Empecé a traducir para pagarme
los libros mientras estudiaba. Y seguí después un tiempo. Un volumen de Pessoa,
traducido durante un verano, me financió nueve meses de vida en Lisboa (en
casas de amigos y en los ochenta, que aún no había euros). La última traducción
que hice coincidió con mi primer curso como profesor y ahí decidí que solo
tenía un trabajo. Muchos años después —exactamente dieciséis, el dato es
relevante—coincidió una mudanza con una oferta de traducción, que acepté como
caída del cielo porque, milagros de la economía, su pago cubría exactamente lo
que mis ahorros no alcanzaban. Aprendí dos cosas en aquella traducción; la
primera, que había cambiado la manera de contar, ahora pagaban por palabras,
pero facturaba por folio bastante menos que dieciséis años antes. Y la segunda, obvia,
aprendí a calcular las palabras que tiene un libro. De lo que uno escribe, el
ordenador le cuenta hasta los acentos, pero para lo que han escrito otros se
precisa una técnica. Útil para todos los libros, menos para el que acabo de
cerrar en este momento, que ya sé que tiene 16.536 palabras. Las que acabo de leer.
No
sé si es un dato que merezca divulgarlo, pero a mí me gusta saber cuántas
palabras tiene el libro que estoy leyendo. Lo comparo con los libros que he
escrito y eso me da una idea de las tardes y noches que el autor ha pasado
escribiéndolo. El libro que acabo de leer es, en apariencia, una colección de
reseñas de libros. Incluso aparecen las fotos de cubierta. Cuando he escrito las
dos frases anteriores he sonreído. Con qué facilidad lo cierto no tiene nada
que ver con lo verdadero. En cada capitulillo se habla de un libro, pero en
ocasiones apenas se menciona el título. Una de las recensiones especifica el
número y nombre de las librerías que recorre el autor en su ciudad, y las
conversaciones mantenidas con los libreros, para comprar el libro sobre el que
quiere hacer un artículo. Sin conseguir comprar el libro, aunque eso no le
impida, claro, concluir las 636 palabras que tiene cada uno de sus fragmentos. 636 palabras es una métrica, como los sonetos tienen 154 sílabas. Un crítico previsible,
como él mismo confiesa, porque siempre empieza de manera imprevisible.

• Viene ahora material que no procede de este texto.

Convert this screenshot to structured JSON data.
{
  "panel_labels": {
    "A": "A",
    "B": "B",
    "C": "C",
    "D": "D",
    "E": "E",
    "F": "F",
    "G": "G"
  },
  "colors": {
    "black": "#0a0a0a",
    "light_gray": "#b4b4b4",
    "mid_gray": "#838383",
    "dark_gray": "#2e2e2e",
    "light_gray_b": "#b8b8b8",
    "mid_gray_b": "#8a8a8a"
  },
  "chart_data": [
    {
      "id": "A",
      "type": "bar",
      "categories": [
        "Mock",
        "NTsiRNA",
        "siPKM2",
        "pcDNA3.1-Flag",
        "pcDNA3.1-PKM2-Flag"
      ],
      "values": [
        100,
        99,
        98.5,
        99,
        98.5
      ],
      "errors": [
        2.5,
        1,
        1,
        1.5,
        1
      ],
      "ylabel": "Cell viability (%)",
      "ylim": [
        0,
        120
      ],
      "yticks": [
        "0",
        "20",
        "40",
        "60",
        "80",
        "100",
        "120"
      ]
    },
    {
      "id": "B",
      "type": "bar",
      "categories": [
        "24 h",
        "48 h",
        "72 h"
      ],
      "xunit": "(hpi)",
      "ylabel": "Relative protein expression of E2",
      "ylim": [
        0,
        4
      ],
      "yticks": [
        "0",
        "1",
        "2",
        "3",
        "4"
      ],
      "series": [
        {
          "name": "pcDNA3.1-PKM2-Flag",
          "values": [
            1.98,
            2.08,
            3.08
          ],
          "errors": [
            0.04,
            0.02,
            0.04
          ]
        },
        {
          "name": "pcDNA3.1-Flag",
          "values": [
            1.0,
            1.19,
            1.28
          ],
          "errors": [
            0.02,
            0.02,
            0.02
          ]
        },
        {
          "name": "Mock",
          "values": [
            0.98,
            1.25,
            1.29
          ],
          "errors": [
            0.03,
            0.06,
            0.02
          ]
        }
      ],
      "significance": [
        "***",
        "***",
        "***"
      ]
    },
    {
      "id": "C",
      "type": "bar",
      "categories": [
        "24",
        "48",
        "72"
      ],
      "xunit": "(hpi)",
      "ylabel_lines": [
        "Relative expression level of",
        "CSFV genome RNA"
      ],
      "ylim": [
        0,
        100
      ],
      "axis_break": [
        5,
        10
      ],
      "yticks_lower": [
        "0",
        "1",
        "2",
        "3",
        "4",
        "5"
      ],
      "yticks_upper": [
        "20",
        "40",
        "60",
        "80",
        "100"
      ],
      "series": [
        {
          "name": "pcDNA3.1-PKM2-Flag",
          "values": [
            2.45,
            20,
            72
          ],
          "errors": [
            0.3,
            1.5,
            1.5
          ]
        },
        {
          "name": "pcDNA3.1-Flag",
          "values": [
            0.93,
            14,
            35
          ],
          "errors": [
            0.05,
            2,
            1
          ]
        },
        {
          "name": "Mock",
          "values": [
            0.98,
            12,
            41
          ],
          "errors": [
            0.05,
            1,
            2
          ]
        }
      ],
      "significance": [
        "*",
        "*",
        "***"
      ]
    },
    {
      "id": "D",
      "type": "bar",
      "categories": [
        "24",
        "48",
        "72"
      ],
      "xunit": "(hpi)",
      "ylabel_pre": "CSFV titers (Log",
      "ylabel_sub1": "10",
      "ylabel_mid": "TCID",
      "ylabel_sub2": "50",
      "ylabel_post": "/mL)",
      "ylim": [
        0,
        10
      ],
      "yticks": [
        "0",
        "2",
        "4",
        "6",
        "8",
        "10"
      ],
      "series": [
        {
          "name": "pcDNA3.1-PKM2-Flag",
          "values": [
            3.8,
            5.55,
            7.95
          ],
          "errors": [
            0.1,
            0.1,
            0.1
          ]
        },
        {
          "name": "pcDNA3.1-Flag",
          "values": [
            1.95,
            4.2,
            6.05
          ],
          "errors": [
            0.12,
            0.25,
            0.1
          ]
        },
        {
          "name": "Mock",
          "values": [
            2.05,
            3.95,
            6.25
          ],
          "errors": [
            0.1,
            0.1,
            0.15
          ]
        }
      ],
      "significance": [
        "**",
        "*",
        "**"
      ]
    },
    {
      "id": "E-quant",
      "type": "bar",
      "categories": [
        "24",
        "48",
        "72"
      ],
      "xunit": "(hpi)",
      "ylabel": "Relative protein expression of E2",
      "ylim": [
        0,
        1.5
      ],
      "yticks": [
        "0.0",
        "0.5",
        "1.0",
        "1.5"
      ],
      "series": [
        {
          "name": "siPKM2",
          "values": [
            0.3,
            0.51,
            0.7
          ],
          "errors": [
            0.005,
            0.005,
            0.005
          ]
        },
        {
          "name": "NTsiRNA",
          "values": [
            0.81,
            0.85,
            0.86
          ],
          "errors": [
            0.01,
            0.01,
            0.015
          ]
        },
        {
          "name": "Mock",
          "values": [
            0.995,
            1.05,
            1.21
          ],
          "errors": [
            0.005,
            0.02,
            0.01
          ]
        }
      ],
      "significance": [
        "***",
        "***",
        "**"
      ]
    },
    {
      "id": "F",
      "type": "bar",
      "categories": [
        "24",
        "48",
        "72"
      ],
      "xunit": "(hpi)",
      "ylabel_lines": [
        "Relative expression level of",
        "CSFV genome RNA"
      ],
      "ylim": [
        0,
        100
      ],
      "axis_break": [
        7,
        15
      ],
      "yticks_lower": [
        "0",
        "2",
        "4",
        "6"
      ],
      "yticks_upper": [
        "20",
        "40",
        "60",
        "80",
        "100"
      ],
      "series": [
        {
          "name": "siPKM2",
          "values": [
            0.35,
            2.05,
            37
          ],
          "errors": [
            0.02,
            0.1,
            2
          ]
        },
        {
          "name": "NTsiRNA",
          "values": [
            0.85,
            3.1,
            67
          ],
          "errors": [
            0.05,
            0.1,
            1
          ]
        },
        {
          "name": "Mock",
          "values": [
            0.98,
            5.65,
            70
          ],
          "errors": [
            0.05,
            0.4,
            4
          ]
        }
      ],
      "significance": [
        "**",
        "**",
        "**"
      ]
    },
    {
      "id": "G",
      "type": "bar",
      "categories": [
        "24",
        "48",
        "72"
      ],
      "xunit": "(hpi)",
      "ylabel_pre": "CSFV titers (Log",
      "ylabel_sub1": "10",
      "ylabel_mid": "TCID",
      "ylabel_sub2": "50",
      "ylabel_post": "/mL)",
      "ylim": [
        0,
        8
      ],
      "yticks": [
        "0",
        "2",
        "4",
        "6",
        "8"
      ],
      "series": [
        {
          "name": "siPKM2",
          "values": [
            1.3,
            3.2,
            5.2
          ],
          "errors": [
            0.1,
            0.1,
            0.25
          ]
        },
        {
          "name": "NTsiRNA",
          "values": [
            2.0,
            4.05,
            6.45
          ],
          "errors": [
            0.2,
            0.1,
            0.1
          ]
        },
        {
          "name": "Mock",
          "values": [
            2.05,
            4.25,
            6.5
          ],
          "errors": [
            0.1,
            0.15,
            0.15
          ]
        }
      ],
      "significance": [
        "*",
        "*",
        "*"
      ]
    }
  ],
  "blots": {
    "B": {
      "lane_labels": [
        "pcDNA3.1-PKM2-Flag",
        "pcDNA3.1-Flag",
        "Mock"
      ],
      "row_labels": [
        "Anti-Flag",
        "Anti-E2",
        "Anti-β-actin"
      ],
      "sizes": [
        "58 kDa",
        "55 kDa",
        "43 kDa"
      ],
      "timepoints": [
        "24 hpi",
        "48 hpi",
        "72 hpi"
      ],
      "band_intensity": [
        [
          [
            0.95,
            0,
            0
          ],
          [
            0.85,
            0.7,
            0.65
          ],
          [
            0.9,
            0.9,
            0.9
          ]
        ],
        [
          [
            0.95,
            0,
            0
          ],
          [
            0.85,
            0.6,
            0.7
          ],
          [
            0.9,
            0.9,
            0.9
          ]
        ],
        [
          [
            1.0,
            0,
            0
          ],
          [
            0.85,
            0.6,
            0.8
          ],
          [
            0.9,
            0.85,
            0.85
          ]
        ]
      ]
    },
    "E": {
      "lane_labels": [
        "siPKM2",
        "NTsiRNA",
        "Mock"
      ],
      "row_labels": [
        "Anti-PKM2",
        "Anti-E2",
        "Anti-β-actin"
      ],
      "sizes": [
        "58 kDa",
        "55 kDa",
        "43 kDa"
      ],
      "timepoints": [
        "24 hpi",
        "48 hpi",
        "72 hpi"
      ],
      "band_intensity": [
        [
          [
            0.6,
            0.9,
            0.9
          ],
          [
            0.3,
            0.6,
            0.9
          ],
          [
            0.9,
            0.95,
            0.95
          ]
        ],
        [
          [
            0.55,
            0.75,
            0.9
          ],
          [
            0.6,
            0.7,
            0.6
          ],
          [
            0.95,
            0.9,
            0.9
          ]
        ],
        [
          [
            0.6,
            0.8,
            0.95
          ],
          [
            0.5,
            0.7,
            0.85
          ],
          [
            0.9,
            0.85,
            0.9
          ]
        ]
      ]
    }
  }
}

Reconozco que a mí me ha costado un rato distanciarme lo máximo que me ha sido
posible —aunque estoy orgulloso de haber podido remontarme a mi época de
estudiante— para empezar a hablar ahora de este libro.
Su
autor es Javier Castro Flórez. El título, Lo
que lee un editor (Newcastel Ediciones, Murcia, 2020). Nada es lo que parece en sus páginas, porque de lo único
que no habla es de la editorial que dirige ni de los autores que ha publicado.
Si en lugar de ser el reseñista yo fuera el editor, y el autor en lugar de
editor fuera el reseñista, le hubiera sugerido que lo titulara algo así como
«Lo que vive un lector». Uno de los autores de su catálogo, Hilario J.
Rodríguez, escribió en 2004 una autobiografía a partir de los libros que había
leído en cada edad, Construyendo Babel.
Un libro magnífico. Como este, en el que el autor escribe un dietario a
propósito del libro que cada día lleva bajo el brazo. Un
diario, o quizá el libro de memorias de un lector, porque, si se piensa bien,
nada hay más ajeno a un buen libro que una lectura aséptica, distante,
estructuralista. No se deja de vivir cuando se lee (en el metro, en una
cafetería o en el sillón de casa), ni se deja de pensar, es decir, de recurrir
a la memoria para entrelazar palabras y acontecimientos. Y tampoco hay peor
recomendación de un libro que contar el argumento. Aquí no hay ninguno. Prometido.